White House Correspondents' Dinner shooting suspect donated to Democrat fundraising platform ActBlue
The man accused of charging a Secret Service checkpoint at the White House Correspondents' Association Dinner and shooting an agent in the chest had donated money to ActBlue, the Democratic Party's primary fundraising platform, just months before the attack, Federal Election Commission records show.
Cole Tomas Allen, 31, of Torrance, California, gave $25 to ActBlue in October 2024. The donation was earmarked for Kamala Harris's presidential campaign. It was his only political contribution listed on the FEC website in the past decade, Breitbart News reported, citing the Los Angeles Times and the Sunday Times.
The donation is a small dollar amount. But it lands in a much larger frame: a shooting at one of Washington's most high-profile political events, an alleged manifesto expressing rage at the Trump administration, and an ongoing congressional investigation into ActBlue's fraud-prevention practices and possible foreign donations.
What happened at the Washington Hilton
The shooting unfolded Saturday evening inside the Washington Hilton, where the annual dinner had drawn a ballroom full of journalists, politicians, and administration officials. President Donald Trump and first lady Melania Trump were seated onstage when several loud booms rang out. Officers escorted the couple out of the room to safety.
Allen is accused of rushing through a magnetometer and opening fire, striking a Secret Service agent in the chest. The agent was wearing a bulletproof vest.

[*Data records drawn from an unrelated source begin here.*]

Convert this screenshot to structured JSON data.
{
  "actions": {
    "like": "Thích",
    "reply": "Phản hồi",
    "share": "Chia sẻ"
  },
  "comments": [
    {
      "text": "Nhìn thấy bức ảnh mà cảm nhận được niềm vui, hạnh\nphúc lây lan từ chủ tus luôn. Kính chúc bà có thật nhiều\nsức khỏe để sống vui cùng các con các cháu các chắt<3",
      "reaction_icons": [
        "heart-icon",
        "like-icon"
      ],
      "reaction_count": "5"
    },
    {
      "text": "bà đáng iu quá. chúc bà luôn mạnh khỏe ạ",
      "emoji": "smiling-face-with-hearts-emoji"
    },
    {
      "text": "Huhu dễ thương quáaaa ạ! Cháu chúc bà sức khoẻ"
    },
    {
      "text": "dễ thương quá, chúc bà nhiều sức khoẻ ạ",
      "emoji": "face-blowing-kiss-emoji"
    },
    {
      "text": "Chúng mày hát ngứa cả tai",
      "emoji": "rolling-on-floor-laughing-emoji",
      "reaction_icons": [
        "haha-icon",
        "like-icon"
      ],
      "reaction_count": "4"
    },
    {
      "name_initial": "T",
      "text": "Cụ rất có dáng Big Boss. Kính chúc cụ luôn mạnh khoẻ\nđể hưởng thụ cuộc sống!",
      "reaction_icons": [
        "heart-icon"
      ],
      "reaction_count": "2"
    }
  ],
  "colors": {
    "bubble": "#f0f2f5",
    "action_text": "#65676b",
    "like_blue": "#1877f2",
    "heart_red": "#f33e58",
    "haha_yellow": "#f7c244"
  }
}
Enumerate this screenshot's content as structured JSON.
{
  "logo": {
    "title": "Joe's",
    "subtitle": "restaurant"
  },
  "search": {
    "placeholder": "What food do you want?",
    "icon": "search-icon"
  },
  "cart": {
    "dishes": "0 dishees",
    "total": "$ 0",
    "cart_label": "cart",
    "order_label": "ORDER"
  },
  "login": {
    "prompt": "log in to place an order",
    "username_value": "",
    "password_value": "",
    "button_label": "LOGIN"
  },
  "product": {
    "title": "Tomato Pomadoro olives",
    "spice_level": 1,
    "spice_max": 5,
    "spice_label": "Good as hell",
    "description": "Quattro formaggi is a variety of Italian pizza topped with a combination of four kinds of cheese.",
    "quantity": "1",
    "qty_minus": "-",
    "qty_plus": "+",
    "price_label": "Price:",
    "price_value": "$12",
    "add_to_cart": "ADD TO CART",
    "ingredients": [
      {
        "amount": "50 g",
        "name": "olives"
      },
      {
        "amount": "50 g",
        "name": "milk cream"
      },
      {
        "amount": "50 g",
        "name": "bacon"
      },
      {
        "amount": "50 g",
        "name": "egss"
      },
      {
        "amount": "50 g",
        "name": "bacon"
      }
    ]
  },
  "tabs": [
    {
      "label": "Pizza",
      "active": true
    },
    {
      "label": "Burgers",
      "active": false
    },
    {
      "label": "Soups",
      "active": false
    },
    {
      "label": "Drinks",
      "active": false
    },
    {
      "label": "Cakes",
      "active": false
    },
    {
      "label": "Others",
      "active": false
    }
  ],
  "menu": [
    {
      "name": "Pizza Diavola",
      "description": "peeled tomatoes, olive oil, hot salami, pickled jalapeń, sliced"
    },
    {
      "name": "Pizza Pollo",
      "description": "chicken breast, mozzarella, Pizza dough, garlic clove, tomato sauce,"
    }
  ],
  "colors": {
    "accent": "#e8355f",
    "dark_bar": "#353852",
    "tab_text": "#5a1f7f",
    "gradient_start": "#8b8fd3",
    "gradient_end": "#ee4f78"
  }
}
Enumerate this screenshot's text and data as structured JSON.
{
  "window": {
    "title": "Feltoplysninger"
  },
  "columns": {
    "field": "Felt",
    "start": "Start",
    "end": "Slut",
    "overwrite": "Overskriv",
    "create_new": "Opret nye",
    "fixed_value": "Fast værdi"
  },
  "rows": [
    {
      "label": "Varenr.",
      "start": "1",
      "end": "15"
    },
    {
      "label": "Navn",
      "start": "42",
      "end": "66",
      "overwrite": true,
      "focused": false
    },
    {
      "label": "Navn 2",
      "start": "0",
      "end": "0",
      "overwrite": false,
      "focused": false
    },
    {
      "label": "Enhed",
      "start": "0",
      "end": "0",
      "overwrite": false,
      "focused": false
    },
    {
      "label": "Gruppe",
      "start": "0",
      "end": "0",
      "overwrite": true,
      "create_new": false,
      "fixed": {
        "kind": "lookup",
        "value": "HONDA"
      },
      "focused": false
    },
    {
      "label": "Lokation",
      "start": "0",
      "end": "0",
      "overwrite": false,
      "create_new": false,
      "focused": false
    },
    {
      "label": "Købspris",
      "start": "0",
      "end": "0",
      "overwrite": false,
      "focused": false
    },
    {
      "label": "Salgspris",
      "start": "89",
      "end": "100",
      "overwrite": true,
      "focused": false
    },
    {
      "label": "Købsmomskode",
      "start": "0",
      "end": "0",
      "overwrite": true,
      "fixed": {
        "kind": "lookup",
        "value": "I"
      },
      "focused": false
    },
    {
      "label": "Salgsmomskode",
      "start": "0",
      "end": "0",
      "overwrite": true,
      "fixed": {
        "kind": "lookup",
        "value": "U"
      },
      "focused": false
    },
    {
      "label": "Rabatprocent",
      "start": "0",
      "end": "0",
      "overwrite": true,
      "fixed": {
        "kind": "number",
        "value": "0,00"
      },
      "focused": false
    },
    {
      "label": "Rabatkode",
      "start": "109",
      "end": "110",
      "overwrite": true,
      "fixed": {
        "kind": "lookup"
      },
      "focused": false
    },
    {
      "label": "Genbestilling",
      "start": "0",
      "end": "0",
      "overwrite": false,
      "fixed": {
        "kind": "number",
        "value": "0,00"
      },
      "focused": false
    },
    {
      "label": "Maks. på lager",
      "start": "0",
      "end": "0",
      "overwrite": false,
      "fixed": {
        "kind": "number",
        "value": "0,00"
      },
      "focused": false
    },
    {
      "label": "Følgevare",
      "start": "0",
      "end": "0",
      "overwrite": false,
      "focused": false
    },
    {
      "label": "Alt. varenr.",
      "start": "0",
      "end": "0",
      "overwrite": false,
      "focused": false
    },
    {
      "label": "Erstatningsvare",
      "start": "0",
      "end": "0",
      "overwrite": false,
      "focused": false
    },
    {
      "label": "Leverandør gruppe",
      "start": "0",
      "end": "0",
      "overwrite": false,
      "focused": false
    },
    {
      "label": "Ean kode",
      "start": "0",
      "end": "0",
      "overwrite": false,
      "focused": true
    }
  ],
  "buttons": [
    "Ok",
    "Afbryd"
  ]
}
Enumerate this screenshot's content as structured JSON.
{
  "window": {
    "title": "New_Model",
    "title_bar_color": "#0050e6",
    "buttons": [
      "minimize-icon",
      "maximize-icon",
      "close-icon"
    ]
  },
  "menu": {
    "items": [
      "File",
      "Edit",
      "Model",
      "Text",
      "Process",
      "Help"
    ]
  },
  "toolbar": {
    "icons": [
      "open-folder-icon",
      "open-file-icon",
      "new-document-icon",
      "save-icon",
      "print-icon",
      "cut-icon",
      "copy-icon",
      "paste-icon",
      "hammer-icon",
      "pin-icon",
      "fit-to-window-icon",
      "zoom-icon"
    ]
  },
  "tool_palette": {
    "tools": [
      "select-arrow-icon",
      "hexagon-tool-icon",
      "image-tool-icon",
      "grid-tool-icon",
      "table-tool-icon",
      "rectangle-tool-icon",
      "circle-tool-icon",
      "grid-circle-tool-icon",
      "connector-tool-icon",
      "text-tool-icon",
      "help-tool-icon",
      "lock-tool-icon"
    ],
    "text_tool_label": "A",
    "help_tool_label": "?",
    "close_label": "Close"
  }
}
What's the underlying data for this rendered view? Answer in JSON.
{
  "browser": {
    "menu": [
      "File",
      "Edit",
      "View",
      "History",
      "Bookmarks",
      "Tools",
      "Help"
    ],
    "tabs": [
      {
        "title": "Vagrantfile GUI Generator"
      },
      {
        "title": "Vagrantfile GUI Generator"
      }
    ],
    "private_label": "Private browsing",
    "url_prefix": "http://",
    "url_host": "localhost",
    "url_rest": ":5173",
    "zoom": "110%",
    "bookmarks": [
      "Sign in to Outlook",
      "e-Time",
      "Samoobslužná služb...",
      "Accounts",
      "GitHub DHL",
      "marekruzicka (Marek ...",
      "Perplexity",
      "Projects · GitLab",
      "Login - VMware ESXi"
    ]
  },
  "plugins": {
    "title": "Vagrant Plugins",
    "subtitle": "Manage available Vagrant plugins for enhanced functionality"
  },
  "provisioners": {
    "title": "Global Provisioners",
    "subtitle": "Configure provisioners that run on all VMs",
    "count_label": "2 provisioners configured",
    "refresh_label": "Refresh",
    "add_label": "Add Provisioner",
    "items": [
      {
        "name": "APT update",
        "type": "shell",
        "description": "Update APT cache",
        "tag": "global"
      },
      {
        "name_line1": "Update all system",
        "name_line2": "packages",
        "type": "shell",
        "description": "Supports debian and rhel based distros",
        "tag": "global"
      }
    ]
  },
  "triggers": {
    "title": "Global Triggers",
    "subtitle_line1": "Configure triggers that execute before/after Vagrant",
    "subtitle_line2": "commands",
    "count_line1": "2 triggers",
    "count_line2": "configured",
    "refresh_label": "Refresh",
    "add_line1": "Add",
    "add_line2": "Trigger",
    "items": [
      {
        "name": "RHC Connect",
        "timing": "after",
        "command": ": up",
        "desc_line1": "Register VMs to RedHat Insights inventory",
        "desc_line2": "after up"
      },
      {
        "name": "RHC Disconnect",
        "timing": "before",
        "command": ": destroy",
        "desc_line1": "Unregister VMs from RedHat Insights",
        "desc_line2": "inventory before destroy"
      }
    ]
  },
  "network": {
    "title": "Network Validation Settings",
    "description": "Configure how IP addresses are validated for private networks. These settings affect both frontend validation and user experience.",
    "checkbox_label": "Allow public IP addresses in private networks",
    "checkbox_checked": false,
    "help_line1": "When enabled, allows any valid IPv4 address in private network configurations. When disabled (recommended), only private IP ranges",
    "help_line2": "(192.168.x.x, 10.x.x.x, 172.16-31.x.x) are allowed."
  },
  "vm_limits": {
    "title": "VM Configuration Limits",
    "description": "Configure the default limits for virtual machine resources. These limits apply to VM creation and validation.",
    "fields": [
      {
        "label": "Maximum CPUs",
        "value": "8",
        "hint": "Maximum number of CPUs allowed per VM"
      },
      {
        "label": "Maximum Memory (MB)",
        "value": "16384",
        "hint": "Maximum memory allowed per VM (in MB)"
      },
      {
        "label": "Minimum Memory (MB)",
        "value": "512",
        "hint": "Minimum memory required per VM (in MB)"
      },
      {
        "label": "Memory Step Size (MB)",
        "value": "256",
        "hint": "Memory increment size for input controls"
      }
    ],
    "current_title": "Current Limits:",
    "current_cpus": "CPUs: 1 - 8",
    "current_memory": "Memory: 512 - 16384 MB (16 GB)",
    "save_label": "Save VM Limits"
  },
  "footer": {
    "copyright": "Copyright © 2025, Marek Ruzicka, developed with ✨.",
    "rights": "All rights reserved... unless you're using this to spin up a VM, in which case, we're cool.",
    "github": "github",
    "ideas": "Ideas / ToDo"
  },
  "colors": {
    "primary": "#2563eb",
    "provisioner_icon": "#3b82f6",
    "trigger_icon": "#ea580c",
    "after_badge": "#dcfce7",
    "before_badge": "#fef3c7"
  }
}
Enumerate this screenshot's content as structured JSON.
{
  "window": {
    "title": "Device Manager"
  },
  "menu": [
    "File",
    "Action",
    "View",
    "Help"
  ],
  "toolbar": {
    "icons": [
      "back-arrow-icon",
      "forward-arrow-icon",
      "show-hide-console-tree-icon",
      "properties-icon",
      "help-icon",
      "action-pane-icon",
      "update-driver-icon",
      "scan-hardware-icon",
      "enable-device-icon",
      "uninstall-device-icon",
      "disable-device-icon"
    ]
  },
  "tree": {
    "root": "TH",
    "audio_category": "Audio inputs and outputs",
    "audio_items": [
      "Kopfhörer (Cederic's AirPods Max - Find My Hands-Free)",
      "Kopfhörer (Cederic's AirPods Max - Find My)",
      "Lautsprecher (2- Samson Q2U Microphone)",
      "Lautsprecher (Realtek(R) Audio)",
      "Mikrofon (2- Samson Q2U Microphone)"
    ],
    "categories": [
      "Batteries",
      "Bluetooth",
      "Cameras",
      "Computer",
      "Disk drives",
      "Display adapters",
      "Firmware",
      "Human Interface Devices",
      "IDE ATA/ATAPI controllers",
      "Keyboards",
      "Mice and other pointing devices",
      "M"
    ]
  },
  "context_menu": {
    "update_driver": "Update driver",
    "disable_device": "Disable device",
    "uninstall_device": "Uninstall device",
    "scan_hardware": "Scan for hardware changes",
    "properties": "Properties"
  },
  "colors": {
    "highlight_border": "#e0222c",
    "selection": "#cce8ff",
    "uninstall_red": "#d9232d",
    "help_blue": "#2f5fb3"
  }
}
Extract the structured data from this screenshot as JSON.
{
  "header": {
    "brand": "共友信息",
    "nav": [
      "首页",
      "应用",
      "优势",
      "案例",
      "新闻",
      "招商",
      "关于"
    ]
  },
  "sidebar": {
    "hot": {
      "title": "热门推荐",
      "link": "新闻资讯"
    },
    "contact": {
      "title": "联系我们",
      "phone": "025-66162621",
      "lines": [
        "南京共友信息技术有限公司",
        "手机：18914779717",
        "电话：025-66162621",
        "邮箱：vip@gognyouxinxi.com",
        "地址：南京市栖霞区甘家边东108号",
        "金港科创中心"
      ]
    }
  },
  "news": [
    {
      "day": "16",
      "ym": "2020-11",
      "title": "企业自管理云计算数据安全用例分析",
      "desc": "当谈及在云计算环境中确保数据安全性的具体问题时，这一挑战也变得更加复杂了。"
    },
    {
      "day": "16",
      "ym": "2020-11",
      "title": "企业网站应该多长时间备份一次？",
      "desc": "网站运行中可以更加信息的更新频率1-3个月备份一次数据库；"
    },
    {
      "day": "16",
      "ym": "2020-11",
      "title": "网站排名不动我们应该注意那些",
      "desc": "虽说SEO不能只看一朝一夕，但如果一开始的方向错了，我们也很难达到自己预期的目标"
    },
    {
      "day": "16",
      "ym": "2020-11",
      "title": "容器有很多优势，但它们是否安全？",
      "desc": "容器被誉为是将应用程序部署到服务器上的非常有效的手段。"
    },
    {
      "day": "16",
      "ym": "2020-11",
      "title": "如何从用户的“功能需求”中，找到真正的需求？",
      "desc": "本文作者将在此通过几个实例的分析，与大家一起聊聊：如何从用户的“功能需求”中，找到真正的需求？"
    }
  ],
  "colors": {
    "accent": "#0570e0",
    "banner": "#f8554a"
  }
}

Trump held a press conference shortly after the dinner was canceled and said the officer was doing "great."
Prosecutors have since charged Allen with attempted assassination of President Trump, transporting a firearm across state lines, and discharging a firearm, National Review reported. Assistant U.S. Attorney Jocelyn Ballantine told the court that Allen "traveled across multiple state lines with a firearm" and "attempted to assassinate the president with a 12-gauge pump action shotgun."
Federal law enforcement sources told Fox News that Allen checked into the Washington Hilton on Friday, one day before the dinner, and told investigators after his arrest that he planned to "shoot Trump administration officials." Acting Attorney General Todd Blanche said authorities currently believe Allen acted alone.
"From what we know from video surveillance and from witnesses who were there, (he) barely got past the perimeter."
That was Blanche's assessment of how close Allen came to the main event. Prosecutors say he arrived armed with a shotgun, a handgun, and knives.
Eyewitness account
Erin Thielman, an eyewitness near the security perimeter, described the moments of the takedown to the New York Post.
"I heard three loud bangs. It was gunshots."
Thielman said Allen appeared to be wearing ammunition magazines across his body and was only about a foot away from her when Secret Service agents brought him down. He fell face-first, she said, with his hands out in front of him. No attendees were killed. The sole injury reported was the agent struck in the vest.
If confirmed as an attempt on the president's life, this would mark the third such incident in roughly two years, a grim pattern that should concern every American regardless of party. Political violence targeting a president is not a partisan talking point. It is a threat to constitutional order itself.
The ActBlue connection and congressional scrutiny
Allen's $25 ActBlue donation, modest as it is, draws attention precisely because of the broader scrutiny the platform already faces on Capitol Hill. House Judiciary Committee Chairman Jim Jordan recently said during an interview on Breitbart News Daily that Republicans in Washington are investigating ActBlue for suspected foreign donations.
Jordan described ActBlue as a "powerhouse" and offered a pointed detail about the organization's internal operations:
"Their top people in their legal department dealing with fraud prevention resigned."
That claim, resignations inside ActBlue's own fraud-prevention team, has not been independently verified in the materials available. But Jordan's willingness to raise it publicly signals that the committee sees the platform's compliance infrastructure as a serious concern, not a side issue.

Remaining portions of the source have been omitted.